Bilder: Matthias Bauer (2005)

Albert Peter Adam Florath

 

Deutscher Schauspieler; erwarb, bevor er Schauspielunterricht nahm, erste Bühnenerfahrungen in einer Laienspielgruppe. Freiwilliger im Ersten Weltkrieg, diente er im Königlich Bayerischen Infanterie-Leibregiment. Nach Ende des Krieges war er kurzzeitig Abgeordneter der SPD in der Bayerischen Nationalversammlung. 1920 ging er nach Berlin und wirkte als Schauspieler, Regisseur und Dramaturg am dortigen Staatstheater. Bereits zu Stummfilmzeiten trat er in Filmen in Erscheinung (Danton, 1921), sein Durchbruch kam jedoch erst in den 1930er Jahren mit dem Tonfilm.
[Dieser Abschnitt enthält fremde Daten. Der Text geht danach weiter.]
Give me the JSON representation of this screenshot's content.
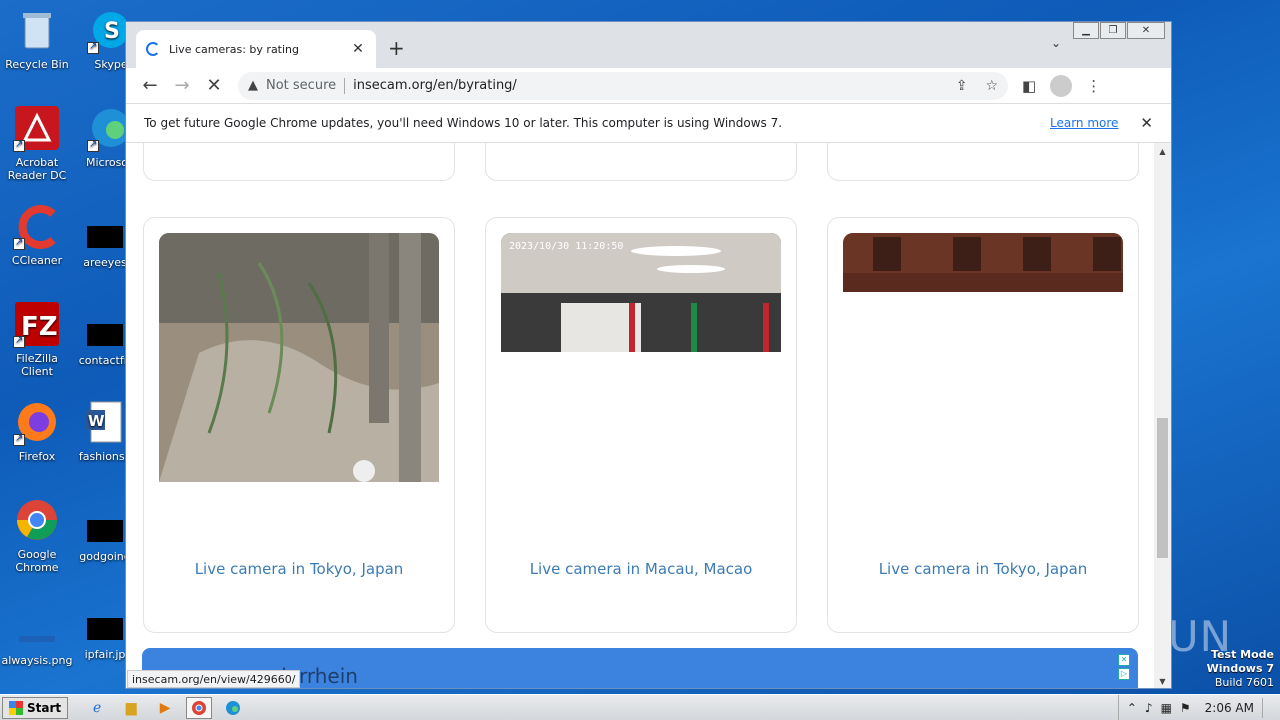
{
  "desktop": {
    "icons": [
      {
        "label": "Recycle Bin"
      },
      {
        "label": "Skype"
      },
      {
        "label": "Acrobat Reader DC"
      },
      {
        "label": "Microsoft"
      },
      {
        "label": "CCleaner"
      },
      {
        "label": "areeyes"
      },
      {
        "label": "FileZilla Client"
      },
      {
        "label": "contactfri"
      },
      {
        "label": "Firefox"
      },
      {
        "label": "fashionsy"
      },
      {
        "label": "Google Chrome"
      },
      {
        "label": "godgoing"
      },
      {
        "label": "alwaysis.png"
      },
      {
        "label": "ipfair.jp"
      }
    ],
    "watermark": "ANY RUN",
    "test_mode": {
      "line1": "Test Mode",
      "line2": "Windows 7",
      "line3": "Build 7601"
    }
  },
  "browser": {
    "tab": {
      "title": "Live cameras: by rating"
    },
    "address": {
      "security": "Not secure",
      "url": "insecam.org/en/byrating/"
    },
    "infobar": {
      "message": "To get future Google Chrome updates, you'll need Windows 10 or later. This computer is using Windows 7.",
      "link": "Learn more"
    },
    "cameras": [
      {
        "label": "Live camera in Tokyo, Japan",
        "overlay": ""
      },
      {
        "label": "Live camera in Macau, Macao",
        "overlay": "2023/10/30  11:20:50"
      },
      {
        "label": "Live camera in Tokyo, Japan",
        "overlay": ""
      }
    ],
    "banner_text": "derrhein",
    "status_url": "insecam.org/en/view/429660/"
  },
  "taskbar": {
    "start_label": "Start",
    "clock": "2:06 AM"
  }
}
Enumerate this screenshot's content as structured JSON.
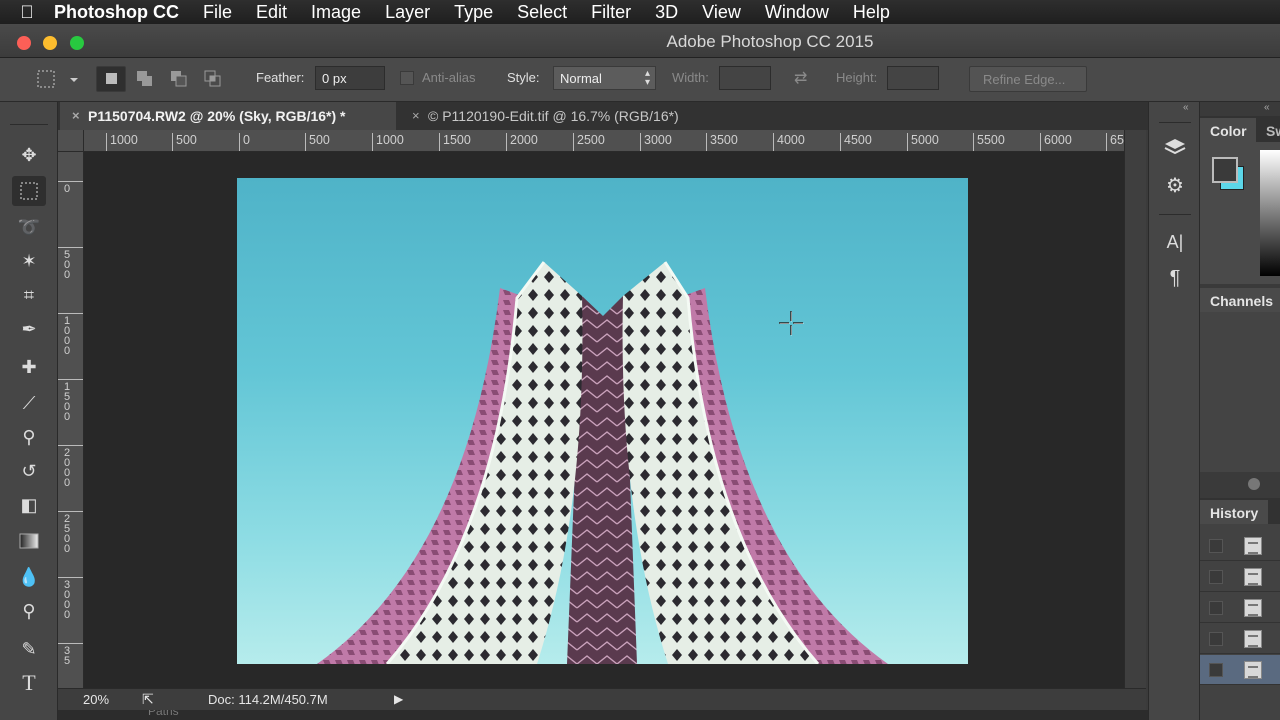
{
  "menubar": {
    "app_name": "Photoshop CC",
    "items": [
      "File",
      "Edit",
      "Image",
      "Layer",
      "Type",
      "Select",
      "Filter",
      "3D",
      "View",
      "Window",
      "Help"
    ]
  },
  "window": {
    "title": "Adobe Photoshop CC 2015"
  },
  "options": {
    "feather_label": "Feather:",
    "feather_value": "0 px",
    "antialias_label": "Anti-alias",
    "style_label": "Style:",
    "style_value": "Normal",
    "width_label": "Width:",
    "height_label": "Height:",
    "refine_edge_label": "Refine Edge..."
  },
  "tabs": [
    {
      "label": "P1150704.RW2 @ 20% (Sky, RGB/16*) *",
      "active": true
    },
    {
      "label": "© P1120190-Edit.tif @ 16.7% (RGB/16*)",
      "active": false
    }
  ],
  "ruler_top": [
    "1000",
    "500",
    "0",
    "500",
    "1000",
    "1500",
    "2000",
    "2500",
    "3000",
    "3500",
    "4000",
    "4500",
    "5000",
    "5500",
    "6000",
    "65"
  ],
  "ruler_left": [
    "0",
    "500",
    "1000",
    "1500",
    "2000",
    "2500",
    "3000",
    "35"
  ],
  "status": {
    "zoom": "20%",
    "doc": "Doc: 114.2M/450.7M"
  },
  "bottom_panel": {
    "label": "Paths"
  },
  "panels": {
    "color_tab": "Color",
    "swatches_tab": "Sw",
    "channels_tab": "Channels",
    "history_tab": "History"
  },
  "tools": [
    "move-tool",
    "marquee-tool",
    "lasso-tool",
    "magic-wand-tool",
    "crop-tool",
    "eyedropper-tool",
    "healing-brush-tool",
    "brush-tool",
    "clone-stamp-tool",
    "history-brush-tool",
    "eraser-tool",
    "gradient-tool",
    "blur-tool",
    "dodge-tool",
    "pen-tool",
    "type-tool"
  ],
  "colors": {
    "sky_top": "#4fb3c8",
    "sky_bottom": "#b6ecec",
    "building_pink": "#c07aa8",
    "building_white": "#e6eee6",
    "building_shadow": "#5a3a4e"
  }
}
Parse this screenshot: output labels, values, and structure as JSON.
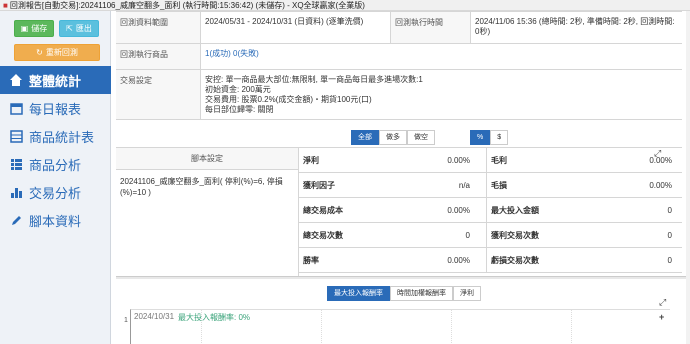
{
  "window": {
    "title": "回測報告[自動交易]:20241106_威廉空翻多_面利 (執行時間:15:36:42) (未儲存) - XQ全球贏家(全業版)"
  },
  "toolbar": {
    "save_label": "儲存",
    "export_label": "匯出",
    "rerun_label": "重新回測"
  },
  "nav": {
    "items": [
      {
        "label": "整體統計",
        "icon": "dashboard-icon"
      },
      {
        "label": "每日報表",
        "icon": "calendar-icon"
      },
      {
        "label": "商品統計表",
        "icon": "table-icon"
      },
      {
        "label": "商品分析",
        "icon": "list-icon"
      },
      {
        "label": "交易分析",
        "icon": "bar-chart-icon"
      },
      {
        "label": "腳本資料",
        "icon": "pencil-icon"
      }
    ]
  },
  "info": {
    "range_label": "回測資料範圍",
    "range_value": "2024/05/31 - 2024/10/31 (日資料) (逐筆洗價)",
    "exec_label": "回測執行時間",
    "exec_value": "2024/11/06 15:36 (總時間: 2秒, 準備時間: 2秒, 回測時間: 0秒)",
    "products_label": "回測執行商品",
    "products_success": "1(成功)",
    "products_fail": "0(失敗)",
    "trade_label": "交易設定",
    "trade_lines": [
      "安控: 單一商品最大部位:無限制, 單一商品每日最多進場次數:1",
      "初始資金: 200萬元",
      "交易費用: 股票0.2%(成交金額)・期貨100元(口)",
      "每日部位歸零: 關閉"
    ]
  },
  "filters": {
    "direction": [
      "全部",
      "做多",
      "做空"
    ],
    "direction_active": "全部",
    "unit": [
      "%",
      "$"
    ],
    "unit_active": "%"
  },
  "script": {
    "header": "腳本設定",
    "value": "20241106_威廉空翻多_面利( 停利(%)=6, 停損(%)=10 )"
  },
  "metrics": [
    {
      "label": "淨利",
      "value": "0.00%",
      "label2": "毛利",
      "value2": "0.00%"
    },
    {
      "label": "獲利因子",
      "value": "n/a",
      "label2": "毛損",
      "value2": "0.00%"
    },
    {
      "label": "總交易成本",
      "value": "0.00%",
      "label2": "最大投入金額",
      "value2": "0"
    },
    {
      "label": "總交易次數",
      "value": "0",
      "label2": "獲利交易次數",
      "value2": "0"
    },
    {
      "label": "勝率",
      "value": "0.00%",
      "label2": "虧損交易次數",
      "value2": "0"
    }
  ],
  "chart_tabs": {
    "items": [
      "最大投入報酬率",
      "時間加權報酬率",
      "淨利"
    ],
    "active": "最大投入報酬率"
  },
  "chart_data": {
    "type": "line",
    "date_label": "2024/10/31",
    "legend": "最大投入報酬率: 0%",
    "y_tick": "1",
    "series": [
      {
        "name": "最大投入報酬率",
        "values": [
          0
        ]
      }
    ]
  },
  "colors": {
    "accent": "#2a6bb8",
    "save": "#5cb85c",
    "export": "#5bc0de",
    "rerun": "#f0ad4e",
    "legend": "#3aa37a"
  }
}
Hier wirkte er in zahllosen Produktionen, auch Propagandafilmen, mit; Florath, der 1938 zum Staatsschauspieler ernannt worden war, drehte auch nach dem Ende der Nazi-Herrschaft in Westdeutschland Filme, darunter in dem nach Wolfgang Borcherts Drama Draußen vor der Tür entstandenen Film Liebe 47 (1949), aber auch im Genre des Heimatfilms. angesiedelte Kinofilme.

Filme u.a.: Berlin-Alexanderplatz; Der Hauptmann von Köpenick (beide 1931), Kirschen in Nachbars Garten (1935), Capriolen (1937), Fünf Millionen suchen einen Erben (1938) Die Rothschilds; Jud Süß (alle 1940), Friedrich Schiller (1940), Ich klage an (1941), Immensee; Die Feuerzangenbowle (beide 1943), Junge Adler (1944), Das Haus in Monevideo (1951), Keine Angst vor großen Tieren (1953), Tierarzt Dr. Vlimmen (1956).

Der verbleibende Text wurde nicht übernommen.